The Prep developers have helped out with the inclusion of small icons that show some of the top-level actions happening within the Step.
For example, in this step there is a Filter, calculation and a field has been removed. This gives the user a very good quick review of what is happening and a nudge as a reminder of what happened. The step names don't have a significant amount of characters that show on the flow pane and therefore, the names need to be very concise.

Step Descriptions

Step Descriptions have the significant benefit of not only being able to be much longer, 200 characters, but can also be toggled between shown and hidden. 
The grey quotation box, shown on the Union step above, can be clicked to show the description on the flow pane or removed. This allows the author of the flow to add much more detail as to what is happening at each step in the flow as the data is prepared for analysis. 

Colour

One change that was added very early on in the development of Tableau Prep was being able to assign the colours of Steps yourself to add visual documentation to your flow. This is useful as the developer whilst building the flow but also as someone picking up another's flow for maintenance or further development. There are two key steps where colour particularly makes a difference in Prep:

Joins 

When joining data sets together, or self joining data together as per the above image, using colour to show there the two different datasets coming together becomes very useful when picking up someone else's flow and also ensuring you have used the correct data fields from the incoming data sets. 
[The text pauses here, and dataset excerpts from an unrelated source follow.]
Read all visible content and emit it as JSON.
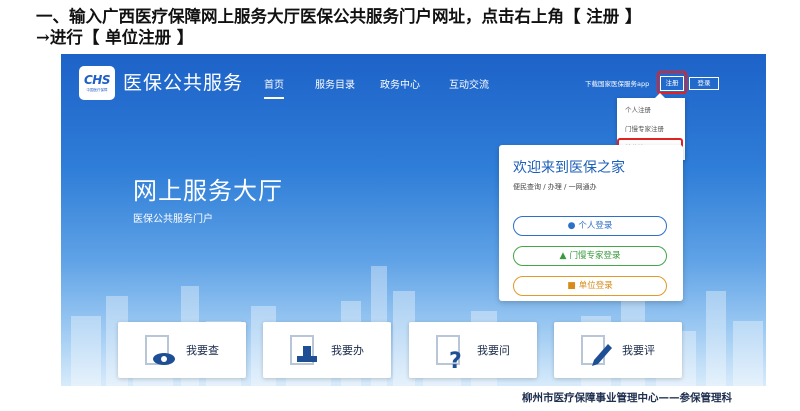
{
  "instruction": {
    "line1": "一、输入广西医疗保障网上服务大厅医保公共服务门户网址，点击右上角【 注册 】",
    "line2": "→进行【 单位注册 】"
  },
  "logo": {
    "text": "CHS",
    "sub": "中国医疗保障"
  },
  "header": {
    "site_name": "医保公共服务",
    "nav": [
      "首页",
      "服务目录",
      "政务中心",
      "互动交流"
    ],
    "app_download": "下载国家医保服务app",
    "register": "注册",
    "login": "登录"
  },
  "register_menu": [
    "个人注册",
    "门慢专家注册",
    "单位注册"
  ],
  "hero": {
    "title": "网上服务大厅",
    "subtitle": "医保公共服务门户"
  },
  "welcome": {
    "title": "欢迎来到医保之家",
    "desc": "便民查询 / 办理 / 一网通办",
    "personal_login": "个人登录",
    "expert_login": "门慢专家登录",
    "unit_login": "单位登录"
  },
  "services": [
    "我要查",
    "我要办",
    "我要问",
    "我要评"
  ],
  "footer_note": "柳州市医疗保障事业管理中心——参保管理科",
  "colors": {
    "highlight": "#e02222",
    "brand_blue": "#1d62c8"
  }
}
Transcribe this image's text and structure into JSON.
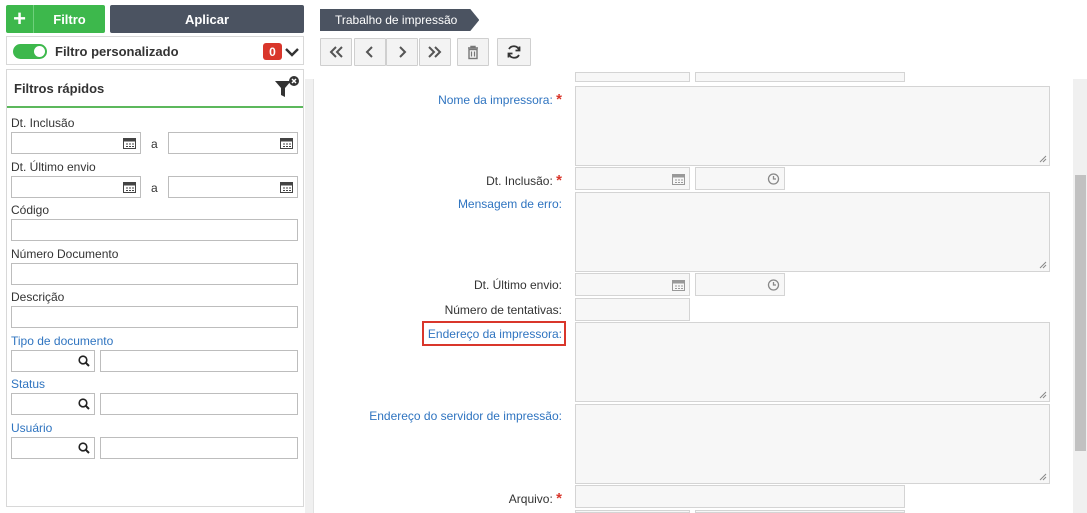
{
  "left": {
    "filter_button": "Filtro",
    "apply_button": "Aplicar",
    "custom_filter_label": "Filtro personalizado",
    "custom_filter_count": "0",
    "quick_filters_title": "Filtros rápidos",
    "range_sep": "a",
    "fields": {
      "dt_inclusao": "Dt. Inclusão",
      "dt_ultimo_envio": "Dt. Último envio",
      "codigo": "Código",
      "numero_documento": "Número Documento",
      "descricao": "Descrição",
      "tipo_documento": "Tipo de documento",
      "status": "Status",
      "usuario": "Usuário"
    }
  },
  "header": {
    "breadcrumb": "Trabalho de impressão"
  },
  "form": {
    "nome_impressora": "Nome da impressora:",
    "dt_inclusao": "Dt. Inclusão:",
    "mensagem_erro": "Mensagem de erro:",
    "dt_ultimo_envio": "Dt. Último envio:",
    "numero_tentativas": "Número de tentativas:",
    "endereco_impressora": "Endereço da impressora:",
    "endereco_servidor": "Endereço do servidor de impressão:",
    "arquivo": "Arquivo:",
    "required_mark": "*"
  },
  "colors": {
    "accent_green": "#3db84c",
    "dark_button": "#4b5361",
    "link_blue": "#2f74c0",
    "required_red": "#d9362b"
  }
}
The colour logic I like to apply us the idea of mixing together the yellow and blue inputs create a green output. Within the tool, the use of colour helps with the set up of the step correctly as we can instantly see the two data fields that are being joined on. This is useful especially on inner joins as the fields are normally identical and thus seeing where values have not been joined is more easily understood if you can see which input source has the mismatched fields.
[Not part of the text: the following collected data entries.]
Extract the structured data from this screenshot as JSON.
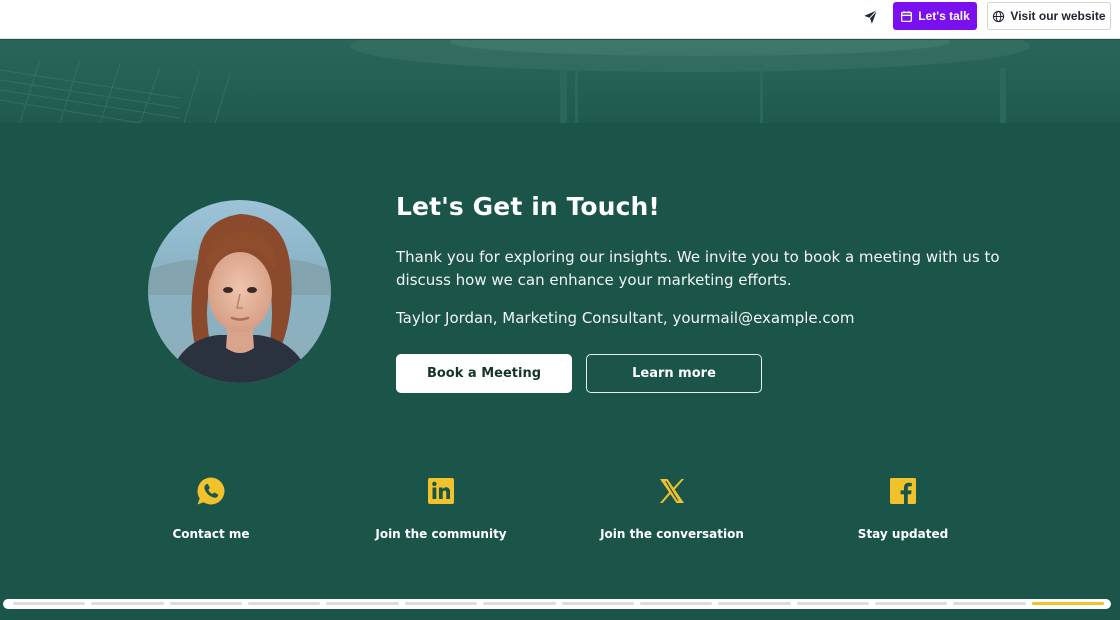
{
  "topbar": {
    "icons": {
      "send": "send-icon",
      "calendar": "calendar-icon",
      "globe": "globe-icon"
    },
    "talk_label": "Let's talk",
    "visit_label": "Visit our website"
  },
  "contact": {
    "title": "Let's Get in Touch!",
    "intro": "Thank you for exploring our insights. We invite you to book a meeting with us to discuss how we can enhance your marketing efforts.",
    "person_line": "Taylor Jordan, Marketing Consultant, yourmail@example.com",
    "book_label": "Book a Meeting",
    "learn_label": "Learn more"
  },
  "social": [
    {
      "icon": "whatsapp-icon",
      "label": "Contact me"
    },
    {
      "icon": "linkedin-icon",
      "label": "Join the community"
    },
    {
      "icon": "x-icon",
      "label": "Join the conversation"
    },
    {
      "icon": "facebook-icon",
      "label": "Stay updated"
    }
  ],
  "progress": {
    "segments": 14,
    "active_index": 13
  },
  "colors": {
    "background": "#1b5449",
    "accent_purple": "#7a0ff0",
    "icon_yellow": "#f1c22b",
    "text_white": "#ffffff"
  }
}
The result of the join is shown in the example above as the colour of the join step. The green line running above the profile pane helps to demonstrate to the developer of the flow the data fields that the join will be creating.

Unions
In a Union step, colour can be used to demonstrate the mix of the two flows coming together. Unlike a join, my preference here is that the two flows are a blend of the inputs rather than a mix as the data structure is the same or similar.
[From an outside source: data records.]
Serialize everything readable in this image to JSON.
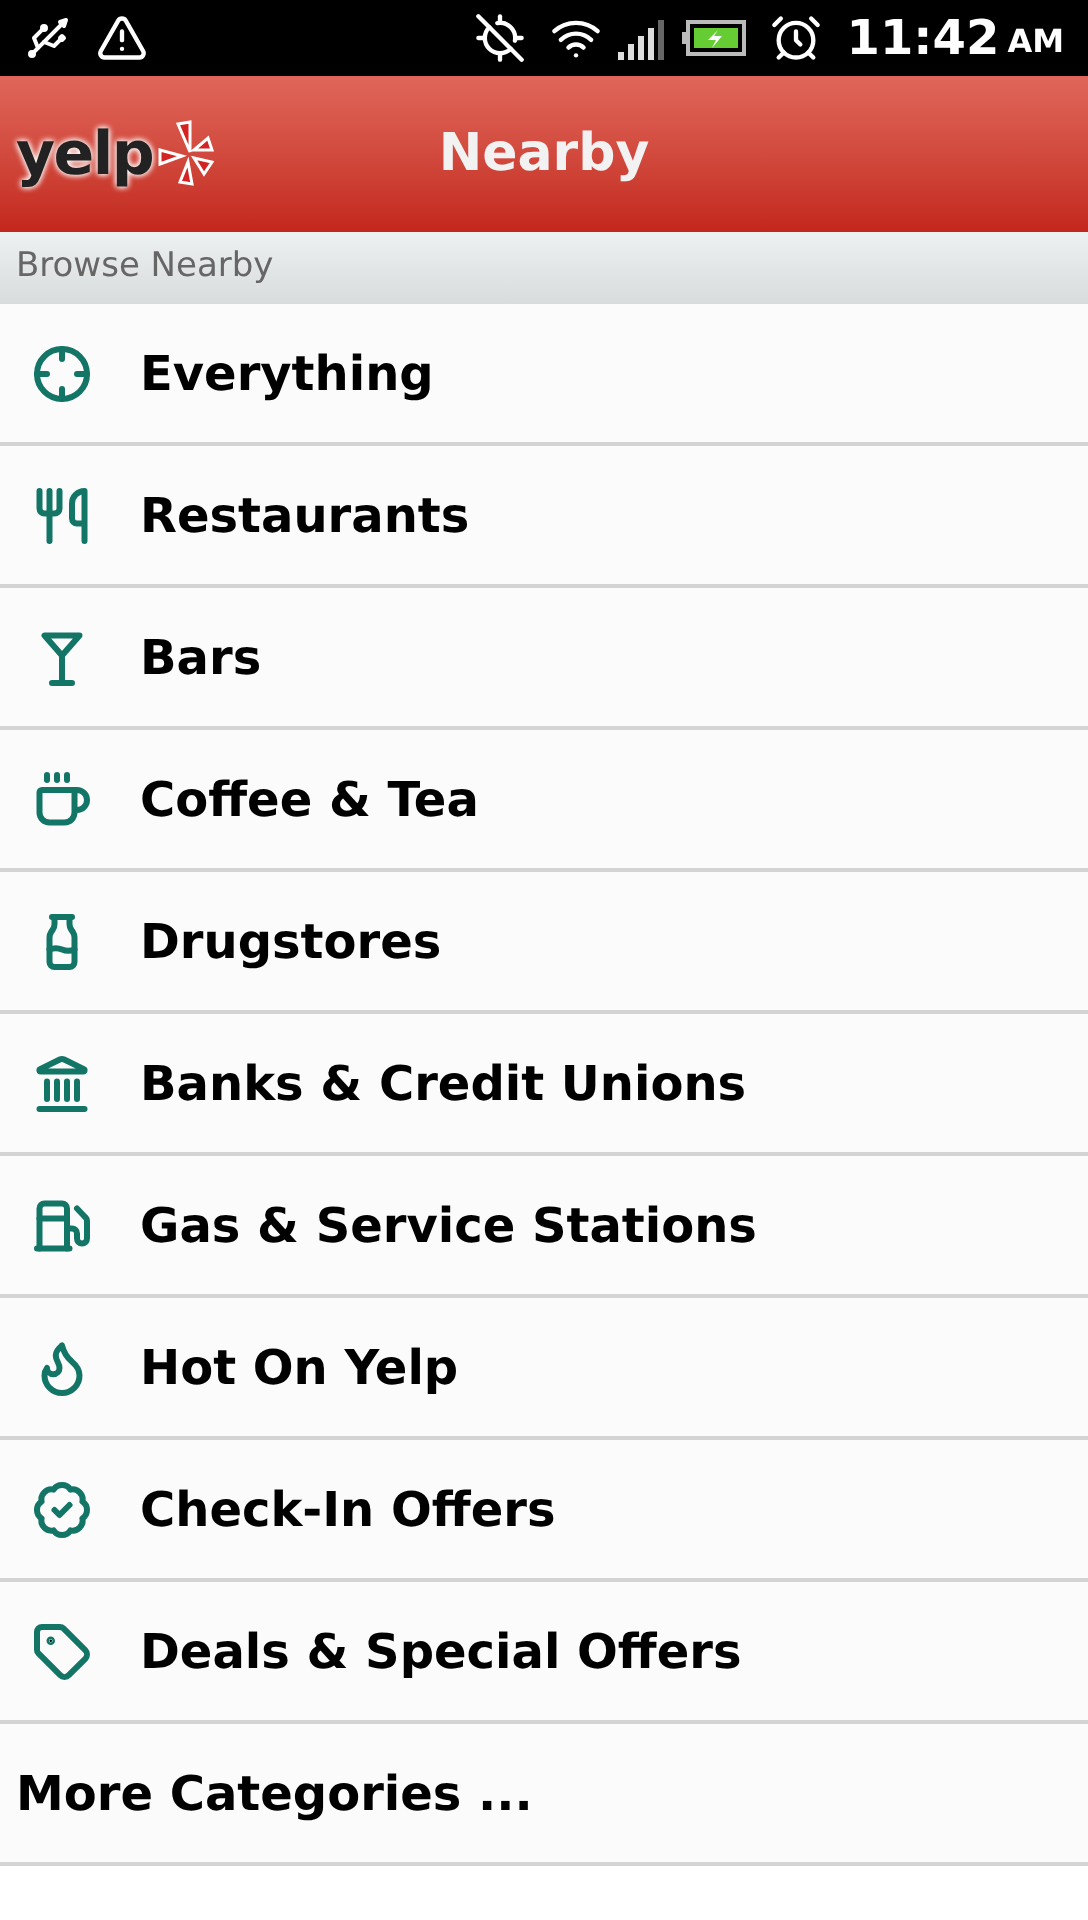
{
  "status_bar": {
    "time": "11:42",
    "meridiem": "AM"
  },
  "header": {
    "logo": "yelp",
    "title": "Nearby"
  },
  "section": {
    "title": "Browse Nearby"
  },
  "items": [
    {
      "kind": "category",
      "label": "Everything"
    },
    {
      "kind": "category",
      "label": "Restaurants"
    },
    {
      "kind": "category",
      "label": "Bars"
    },
    {
      "kind": "category",
      "label": "Coffee & Tea"
    },
    {
      "kind": "category",
      "label": "Drugstores"
    },
    {
      "kind": "category",
      "label": "Banks & Credit Unions"
    },
    {
      "kind": "category",
      "label": "Gas & Service Stations"
    },
    {
      "kind": "category",
      "label": "Hot On Yelp"
    },
    {
      "kind": "category",
      "label": "Check-In Offers"
    },
    {
      "kind": "category",
      "label": "Deals & Special Offers"
    },
    {
      "kind": "more",
      "label": "More Categories ..."
    }
  ]
}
Within the set-up of the step, the input flows' colours are also representative of where they have come from. In this example, the 'Time' field has come from the 'Clean Times' input and the '24 Hour Time Format' has come from the 'Unclean Times' Input. This helps to identify why field names differ and where you may want to go back 'upstream' in your preparation flow to either amended the naming or understand why it differs. The blank colour demonstrates where the values in the field have come from except the nulls which occur due to not having a corresponding field in the other data set.

Although documentation sounds laborious and time consuming, in Prep this isn't the case and editing step names, adding short descriptions or changing the colour of the steps can make development less prone to errors and handover much easier.